Das Kapitel über Hoffnungslosigkeit und Selbstmordgefährdung liefert gute Argumente, die auch hilfreich sind, wenn man im eigenen Umfeld selbstmordgefährdete Menschen hat. Es liefert einiges an Stichworten, die überzeugen: "Depression ist eine Krankheit und wird nicht mit dem Tod bestraft", so der Autor und er fragt: "Wer oder was bestimmt den Wert eines Menschen und sein Recht zu leben?". Dass es trotzdem nicht ganz einfach ist, mit diesem Thema umzugehen, davon zeugen die Auszüge aus den Klientengesprächen. Der Autor liefert viele Hintergrundinformationen und belegt diese durch die anschaulichen und zahlreichen Fälle aus seiner Praxis. Die Methoden sind gut beschrieben und übersichtlich dargestellt, am Ende jedes Kapitels befindet sich eine Zusammenfassung. Die Mustertabellen, etwa für den Tagesplan oder das Protokoll dysfunktionaler Gedanken, können leicht aus dem Buch kopiert werden.
Bei der Fülle an Werkzeugen und Instrumenten tut man gut daran, sich erst mal einen Überblick zu verschaffen und die eine oder andere Technik auszuprobieren. Das gleiche gilt auch für den Text. Auch hier empfiehlt es sich, ein Thema oder einen Problembereich herausgreifen, der einen besonders anspricht oder der gerade akut ist. Der Text selbst ließe sich sicher noch prägnanter formulieren und manche Sätze und Absätze muss man mehrmals lesen, bis man weiß, was denn jetzt gemeint ist. Gute Ärzte sind eben nicht immer auch gute Autoren - vielleicht liegt es auch an der Übersetzung aus dem Amerikanischen. Die Darstellung und Gliederung im Buch ist nicht immer ganz klar und optimal - da sind andere Bücher aus dem Verlag übersichtlicher. Jedoch schmälert dies den Gesamtnutzen des Buches nicht - deshalb trotzdem 5 Sterne.

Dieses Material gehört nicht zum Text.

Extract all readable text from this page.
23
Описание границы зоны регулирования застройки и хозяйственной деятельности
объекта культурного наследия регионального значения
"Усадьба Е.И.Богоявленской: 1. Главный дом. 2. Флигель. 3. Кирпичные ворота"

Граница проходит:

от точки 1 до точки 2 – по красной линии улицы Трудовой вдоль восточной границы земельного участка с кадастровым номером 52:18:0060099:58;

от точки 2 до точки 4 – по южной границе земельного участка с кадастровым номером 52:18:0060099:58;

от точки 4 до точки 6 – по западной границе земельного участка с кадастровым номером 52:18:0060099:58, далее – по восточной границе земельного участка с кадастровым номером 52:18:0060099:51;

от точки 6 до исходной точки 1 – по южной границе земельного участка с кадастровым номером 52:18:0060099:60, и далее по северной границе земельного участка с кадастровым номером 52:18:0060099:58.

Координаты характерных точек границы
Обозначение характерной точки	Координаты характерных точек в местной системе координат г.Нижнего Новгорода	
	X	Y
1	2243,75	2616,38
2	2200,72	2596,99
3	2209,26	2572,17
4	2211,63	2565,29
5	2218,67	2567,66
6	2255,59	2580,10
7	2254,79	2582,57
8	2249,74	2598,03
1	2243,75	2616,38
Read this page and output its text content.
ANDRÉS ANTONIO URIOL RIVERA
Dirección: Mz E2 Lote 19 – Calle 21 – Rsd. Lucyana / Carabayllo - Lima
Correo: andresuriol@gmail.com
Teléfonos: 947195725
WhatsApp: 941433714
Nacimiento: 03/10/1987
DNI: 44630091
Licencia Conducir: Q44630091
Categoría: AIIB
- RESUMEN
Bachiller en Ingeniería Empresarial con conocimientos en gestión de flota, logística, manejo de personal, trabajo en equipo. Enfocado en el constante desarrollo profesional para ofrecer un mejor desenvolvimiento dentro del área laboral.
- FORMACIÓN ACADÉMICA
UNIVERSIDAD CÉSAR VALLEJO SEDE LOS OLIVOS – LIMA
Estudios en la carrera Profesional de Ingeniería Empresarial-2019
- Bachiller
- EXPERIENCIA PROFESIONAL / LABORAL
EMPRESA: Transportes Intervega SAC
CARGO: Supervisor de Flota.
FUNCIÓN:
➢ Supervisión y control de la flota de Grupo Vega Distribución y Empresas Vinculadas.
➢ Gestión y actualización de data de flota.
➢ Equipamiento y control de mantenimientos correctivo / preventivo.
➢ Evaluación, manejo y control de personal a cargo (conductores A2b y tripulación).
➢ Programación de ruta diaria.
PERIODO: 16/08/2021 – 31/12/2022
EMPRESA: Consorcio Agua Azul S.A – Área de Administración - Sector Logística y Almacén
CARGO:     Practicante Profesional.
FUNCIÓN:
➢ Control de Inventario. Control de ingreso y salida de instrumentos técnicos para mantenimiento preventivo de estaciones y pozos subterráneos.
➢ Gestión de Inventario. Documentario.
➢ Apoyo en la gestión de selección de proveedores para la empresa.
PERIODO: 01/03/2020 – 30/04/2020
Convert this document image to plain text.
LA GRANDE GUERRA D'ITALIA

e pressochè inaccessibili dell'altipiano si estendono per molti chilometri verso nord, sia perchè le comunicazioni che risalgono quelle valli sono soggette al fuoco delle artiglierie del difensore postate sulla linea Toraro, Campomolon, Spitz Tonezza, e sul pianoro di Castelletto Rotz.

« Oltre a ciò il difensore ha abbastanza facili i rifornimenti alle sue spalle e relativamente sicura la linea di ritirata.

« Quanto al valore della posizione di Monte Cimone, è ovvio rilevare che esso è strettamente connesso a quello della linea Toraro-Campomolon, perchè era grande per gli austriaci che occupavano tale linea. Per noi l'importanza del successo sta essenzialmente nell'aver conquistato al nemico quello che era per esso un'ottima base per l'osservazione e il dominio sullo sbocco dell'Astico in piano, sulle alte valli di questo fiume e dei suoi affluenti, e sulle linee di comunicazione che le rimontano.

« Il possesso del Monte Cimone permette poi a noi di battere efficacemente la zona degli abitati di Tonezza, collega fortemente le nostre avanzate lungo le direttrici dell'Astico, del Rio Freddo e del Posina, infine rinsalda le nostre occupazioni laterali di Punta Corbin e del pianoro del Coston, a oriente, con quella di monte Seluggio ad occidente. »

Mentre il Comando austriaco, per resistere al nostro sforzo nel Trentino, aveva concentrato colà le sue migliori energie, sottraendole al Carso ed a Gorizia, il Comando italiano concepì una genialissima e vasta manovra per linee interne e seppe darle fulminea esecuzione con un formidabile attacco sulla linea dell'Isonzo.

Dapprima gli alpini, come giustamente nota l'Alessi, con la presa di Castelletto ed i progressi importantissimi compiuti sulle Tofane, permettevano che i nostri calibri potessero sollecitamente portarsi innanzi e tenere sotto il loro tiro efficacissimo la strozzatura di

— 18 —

Fazit: Viele interessante Anregungen und wirksame Methoden, die auch für Menschen hilfreich sind, die nicht an einer Depression erkrankt sind, sondern die ihre Lebensqualität verbessern, ihr Selbstwertgefühl stärken und ihrem dysfunktionalen Denken auf die Schliche kommen möchten. Es richtet sich an Betroffene und Angehörige, an Ärzte, Therapeuten und andere Menschen in sozialen und pflegerischen Berufen.